The inanity of the architectural “Style Wars” was in full flower this week. Treating architecture as civic wallpaper—with “Traditional” and “Modern” veneers viewed as criteria for moral judgment—has been a battle between true believers of both sides for a century. Those fears found a fresh voice this week.
Earlier this week Architectural Record published a new memo calling for a redraft of the federal order “Guiding Principles for Federal Architecture,” first issued in 1962. According to Record, the new order would ensure that “the classical architectural style shall be the preferred and default style” for new and upgraded federal buildings. There would be a new “President’s Committee for the Re-Beautification of Federal Architecture.”
Since Justin Shubow (the president of the National Civic Art Society) was appointed by the Trump Administration in 2018 to the U.S. Commission of Fine Arts, there had been a sense in architecture that politics was drifting into aesthetics, and this news was greeted as wish fulfillment by some, and fear by others.
Reaction to the Record article was swift. The AIA chimed in: “The AIA strongly opposes uniform style mandates for federal architecture. Architecture should be designed for the specific communities that it serves, reflecting our rich nation’s diverse places, thought, culture and climates. Architects are committed to honoring our past as well as reflecting our future progress, protecting the freedom of thought and expression that are essential to democracy.” The New York Times notes the new memo “would explicitly discourage some modern forms of architecture…in favor of classical design.”

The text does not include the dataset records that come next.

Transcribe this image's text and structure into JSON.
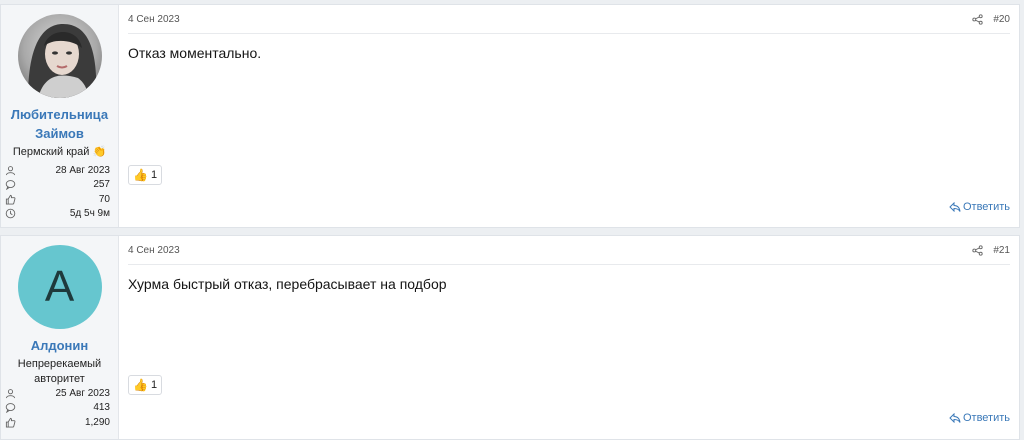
{
  "posts": [
    {
      "username": "Любительница Займов",
      "title": "Пермский край 👏",
      "stats": [
        "28 Авг 2023",
        "257",
        "70",
        "5д 5ч 9м"
      ],
      "date": "4 Сен 2023",
      "number": "#20",
      "message": "Отказ моментально.",
      "reaction_count": "1",
      "reply_label": "Ответить"
    },
    {
      "username": "Алдонин",
      "avatar_letter": "A",
      "title": "Непререкаемый авторитет",
      "stats": [
        "25 Авг 2023",
        "413",
        "1,290"
      ],
      "date": "4 Сен 2023",
      "number": "#21",
      "message": "Хурма быстрый отказ, перебрасывает на подбор",
      "reaction_count": "1",
      "reply_label": "Ответить"
    }
  ],
  "icons": [
    "user-icon",
    "comment-icon",
    "thumbs-up-icon",
    "clock-icon",
    "share-icon",
    "reply-icon"
  ],
  "colors": {
    "link": "#3a78b8",
    "avatar_bg": "#66c6cf",
    "sidebar_bg": "#f4f6f8"
  }
}
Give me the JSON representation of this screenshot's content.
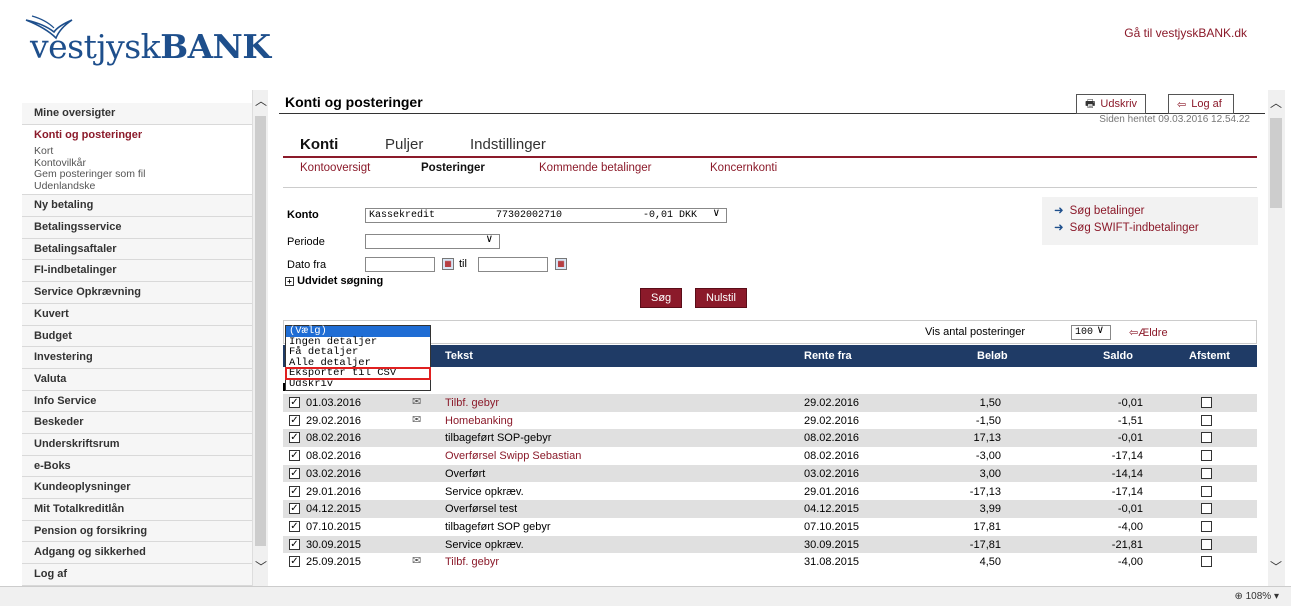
{
  "header": {
    "logo_text_prefix": "vestjysk",
    "logo_text_bold": "BANK",
    "goto_link": "Gå til vestjyskBANK.dk"
  },
  "sidebar": {
    "items": [
      {
        "label": "Mine oversigter",
        "active": false
      },
      {
        "label": "Konti og posteringer",
        "active": true,
        "sub": [
          "Kort",
          "Kontovilkår",
          "Gem posteringer som fil",
          "Udenlandske"
        ]
      },
      {
        "label": "Ny betaling"
      },
      {
        "label": "Betalingsservice"
      },
      {
        "label": "Betalingsaftaler"
      },
      {
        "label": "FI-indbetalinger"
      },
      {
        "label": "Service Opkrævning"
      },
      {
        "label": "Kuvert"
      },
      {
        "label": "Budget"
      },
      {
        "label": "Investering"
      },
      {
        "label": "Valuta"
      },
      {
        "label": "Info Service"
      },
      {
        "label": "Beskeder"
      },
      {
        "label": "Underskriftsrum"
      },
      {
        "label": "e-Boks"
      },
      {
        "label": "Kundeoplysninger"
      },
      {
        "label": "Mit Totalkreditlån"
      },
      {
        "label": "Pension og forsikring"
      },
      {
        "label": "Adgang og sikkerhed"
      },
      {
        "label": "Log af"
      }
    ]
  },
  "main": {
    "title": "Konti og posteringer",
    "print_label": "Udskriv",
    "logout_label": "Log af",
    "fetched": "Siden hentet 09.03.2016 12.54.22",
    "tabs": [
      "Konti",
      "Puljer",
      "Indstillinger"
    ],
    "subtabs": [
      "Kontooversigt",
      "Posteringer",
      "Kommende betalinger",
      "Koncernkonti"
    ],
    "form": {
      "konto_label": "Konto",
      "konto_name": "Kassekredit",
      "konto_number": "77302002710",
      "konto_balance": "-0,01 DKK",
      "periode_label": "Periode",
      "dato_fra_label": "Dato fra",
      "til_label": "til",
      "advanced": "Udvidet søgning",
      "search_btn": "Søg",
      "reset_btn": "Nulstil"
    },
    "quick_links": [
      "Søg betalinger",
      "Søg SWIFT-indbetalinger"
    ],
    "list": {
      "vis_label": "Vis antal posteringer",
      "count_value": "100",
      "older": "Ældre"
    },
    "dropdown_options": [
      "(Vælg)",
      "Ingen detaljer",
      "Få detaljer",
      "Alle detaljer",
      "Eksporter til CSV",
      "Udskriv"
    ],
    "columns": {
      "text": "Tekst",
      "rate_from": "Rente fra",
      "amount": "Beløb",
      "balance": "Saldo",
      "reconcile": "Afstemt"
    },
    "rows": [
      {
        "date": "01.03.2016",
        "mail": true,
        "text": "Tilbf. gebyr",
        "link": true,
        "rate": "29.02.2016",
        "amount": "1,50",
        "balance": "-0,01"
      },
      {
        "date": "29.02.2016",
        "mail": true,
        "text": "Homebanking",
        "link": true,
        "rate": "29.02.2016",
        "amount": "-1,50",
        "balance": "-1,51"
      },
      {
        "date": "08.02.2016",
        "mail": false,
        "text": "tilbageført SOP-gebyr",
        "link": false,
        "rate": "08.02.2016",
        "amount": "17,13",
        "balance": "-0,01"
      },
      {
        "date": "08.02.2016",
        "mail": false,
        "text": "Overførsel Swipp Sebastian",
        "link": true,
        "rate": "08.02.2016",
        "amount": "-3,00",
        "balance": "-17,14"
      },
      {
        "date": "03.02.2016",
        "mail": false,
        "text": "Overført",
        "link": false,
        "rate": "03.02.2016",
        "amount": "3,00",
        "balance": "-14,14"
      },
      {
        "date": "29.01.2016",
        "mail": false,
        "text": "Service opkræv.",
        "link": false,
        "rate": "29.01.2016",
        "amount": "-17,13",
        "balance": "-17,14"
      },
      {
        "date": "04.12.2015",
        "mail": false,
        "text": "Overførsel test",
        "link": false,
        "rate": "04.12.2015",
        "amount": "3,99",
        "balance": "-0,01"
      },
      {
        "date": "07.10.2015",
        "mail": false,
        "text": "tilbageført SOP gebyr",
        "link": false,
        "rate": "07.10.2015",
        "amount": "17,81",
        "balance": "-4,00"
      },
      {
        "date": "30.09.2015",
        "mail": false,
        "text": "Service opkræv.",
        "link": false,
        "rate": "30.09.2015",
        "amount": "-17,81",
        "balance": "-21,81"
      },
      {
        "date": "25.09.2015",
        "mail": true,
        "text": "Tilbf. gebyr",
        "link": true,
        "rate": "31.08.2015",
        "amount": "4,50",
        "balance": "-4,00"
      }
    ]
  },
  "status": {
    "zoom": "108%"
  },
  "colors": {
    "brand": "#8b1a2a",
    "header_blue": "#1f3b66",
    "logo_blue": "#1e4f8c"
  }
}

In his essay “Why America Needs Classical Architecture,”in City Journal, critic Catesby Leigh writes that the “’Guiding Principles’ should be rewritten to affirm that classicism is the government’s ’official style,’ Not every new edifice has to be classical, but this should be the default idiom nurturing an appropriately legible and symbolically resonant federal architecture.”
On the flip side, the blog Failed Architecture stated, “There is clearly a reaction taking place against modern architecture, led by conservative voices and members of the New Right. In lieu of the myriad contributions of modern architecture, we are offered fantastical mythological incarnations, or more commonly, a revived neo-classicism as a conservative alternative.”
In the Trump-era of fierce polarization, this aesthetic radicalism perfectly fits the zeitgeist. Culture, however, is not religion, but the two have been conflated in our past. The Puritans knew that Britain’s culture was not theirs, as the radical extremes of the Reformation overwhelmed the relative tolerance of England’s state church, Anglicanism, to the point that those reactionaries endangered life and limb to make their religion, their culture, in the New World.
Are architects Puritans? Despite the fact Architectural Record has ceased publication of any but “Modernist” homes in its Record Houses issue for a generation, Record’s editor-in-chief, Cathleen McGuigan cited Senator Daniel Patrick Moynihan’s words from the Guiding Principles: “an official style must be avoided,” and that “new buildings should reflect their time. Design must flow from the architectural profession to the government and not vice versa.”
Design should not flow from Record, or the AIA, or Justin Shubow either. There is no heresy in architecture, because architecture has no Canon: only a presumed declaration of “right” and “wrong.” Architecture is judged by the society that lives with it. Whether it’s Architectural Record, The American Institute of Architects or The President’s Committee for the Re-Beautification of Federal Architecture, there is no one true way, no Church of Architecture.
But there is an inevitable truth in what humans find beautiful. It is subjective and highly idiosyncratic, but ineffable. If Modernism or Traditional architecture were evil, none of us would completely break when they walked along the Vietnam Veterans wall and ascend the nearby steps of the Lincoln Memorial in Washington DC. The tragedy of war and death is deeply embedded in both. Everyone feels it, not because the architecture “evokes” it, but because that architecture channels the human reality of war.
There is no war in architecture, but there should be meaning and beauty. Dictating the terms of beauty, sanctioning a state style, is the essence of authoritarianism.